Which is an accusation of me spending money.

“Marco took me out to dinner. I met him in the city.”

“I had everyone by the phone. Everyone wanted to sing to you. They were so disappointed.”

“I'm sorry.”

“It's okay.” Like a fool, I believe her—that it is okay, that she has hope that things will turn out okay. I can't imagine her remarrying, but I can't imagine her alone, but like last night I cannot see the face of the man who would replace me, and I wonder if I've damaged her too much for her to ever love or trust again.

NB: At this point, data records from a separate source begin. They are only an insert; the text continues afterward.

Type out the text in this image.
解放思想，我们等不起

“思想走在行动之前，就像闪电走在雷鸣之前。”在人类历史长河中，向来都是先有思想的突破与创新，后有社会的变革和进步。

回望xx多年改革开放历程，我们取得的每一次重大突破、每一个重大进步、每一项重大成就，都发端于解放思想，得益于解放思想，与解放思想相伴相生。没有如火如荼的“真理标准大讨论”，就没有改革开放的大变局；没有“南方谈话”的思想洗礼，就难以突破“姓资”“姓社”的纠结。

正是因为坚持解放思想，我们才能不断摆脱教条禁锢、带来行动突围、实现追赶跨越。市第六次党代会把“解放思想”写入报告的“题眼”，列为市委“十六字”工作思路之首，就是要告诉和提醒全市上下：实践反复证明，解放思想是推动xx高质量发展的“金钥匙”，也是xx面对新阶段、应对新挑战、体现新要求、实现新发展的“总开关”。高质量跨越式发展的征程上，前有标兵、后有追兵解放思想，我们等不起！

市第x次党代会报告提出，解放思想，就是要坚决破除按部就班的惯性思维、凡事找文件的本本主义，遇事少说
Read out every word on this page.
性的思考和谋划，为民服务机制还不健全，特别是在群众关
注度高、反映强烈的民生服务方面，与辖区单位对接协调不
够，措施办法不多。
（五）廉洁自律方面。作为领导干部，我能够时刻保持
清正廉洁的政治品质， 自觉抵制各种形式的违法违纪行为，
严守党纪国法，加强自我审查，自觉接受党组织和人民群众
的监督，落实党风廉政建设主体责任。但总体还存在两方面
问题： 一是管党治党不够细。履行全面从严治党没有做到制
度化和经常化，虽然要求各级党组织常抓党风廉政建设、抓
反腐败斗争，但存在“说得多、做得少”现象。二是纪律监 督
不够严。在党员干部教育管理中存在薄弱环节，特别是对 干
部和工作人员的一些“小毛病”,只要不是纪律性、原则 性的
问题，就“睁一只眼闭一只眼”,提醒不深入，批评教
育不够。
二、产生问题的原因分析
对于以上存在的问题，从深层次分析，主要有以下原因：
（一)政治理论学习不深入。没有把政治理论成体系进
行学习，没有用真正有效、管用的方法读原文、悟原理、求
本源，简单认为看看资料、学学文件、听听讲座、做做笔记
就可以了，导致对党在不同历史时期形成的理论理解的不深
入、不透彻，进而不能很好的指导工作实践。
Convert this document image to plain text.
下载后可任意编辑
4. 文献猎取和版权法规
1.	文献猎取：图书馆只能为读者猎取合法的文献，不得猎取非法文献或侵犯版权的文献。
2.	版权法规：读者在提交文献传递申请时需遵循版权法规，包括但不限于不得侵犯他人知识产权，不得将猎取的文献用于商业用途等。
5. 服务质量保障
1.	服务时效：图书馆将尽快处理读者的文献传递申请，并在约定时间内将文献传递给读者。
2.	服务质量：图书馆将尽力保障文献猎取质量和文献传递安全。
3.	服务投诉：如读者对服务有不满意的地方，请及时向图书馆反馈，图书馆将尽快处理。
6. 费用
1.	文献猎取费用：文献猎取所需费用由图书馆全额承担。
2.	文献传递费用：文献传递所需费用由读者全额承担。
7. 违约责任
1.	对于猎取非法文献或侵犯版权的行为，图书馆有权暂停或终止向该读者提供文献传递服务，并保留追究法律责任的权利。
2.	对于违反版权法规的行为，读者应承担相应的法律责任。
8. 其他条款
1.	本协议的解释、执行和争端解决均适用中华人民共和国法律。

“Did you find anything for today?” It's a simple enough question, but it sounds ridiculous coming from her—Claire as the hardscrabble wife of a day laborer.

“Yeah.”

“What are you doing?”

“Something for Johnny—I don't know.”

“Ick. That guy gets jobs?”

“I guess so.”

“Maybe you can start getting your own jobs?”

“Maybe.”

“You talk to Marta?”

“Today.”

“Great. School?”

“After work.”

“Will anyone be there?”

“I get out at four.”

“Oh, okay. I'm sorry.” She wants to stop asking these sorts of questions, but she can't help herself. “What about apartments?”

“Tomorrow.”

“We don't have much time.”

“I know.”

She brightens. “What about Pincus?”

“What
about
Pincus?”

“I saw his new book. It got great reviews.”

“Did it?”

“I'm sorry.”

“Why are you sorry?”

“I keep bugging you. I'm putting it all on you.”

“No. It's fine.”

“Things'll work out.”

“Yeah.”

She sighs. “I feel better. I'm sorry.”

“Shh.”

“Are you coming this weekend? The kids miss you. I miss you.”

“I'll try.” It doesn't sound genuine to me.

“Happy birthday.”

“Thanks.”

“I love you.”

“I love you, too.”

She seems to wait on the line as though she's expecting me to say more, but she hangs up before I can disappoint.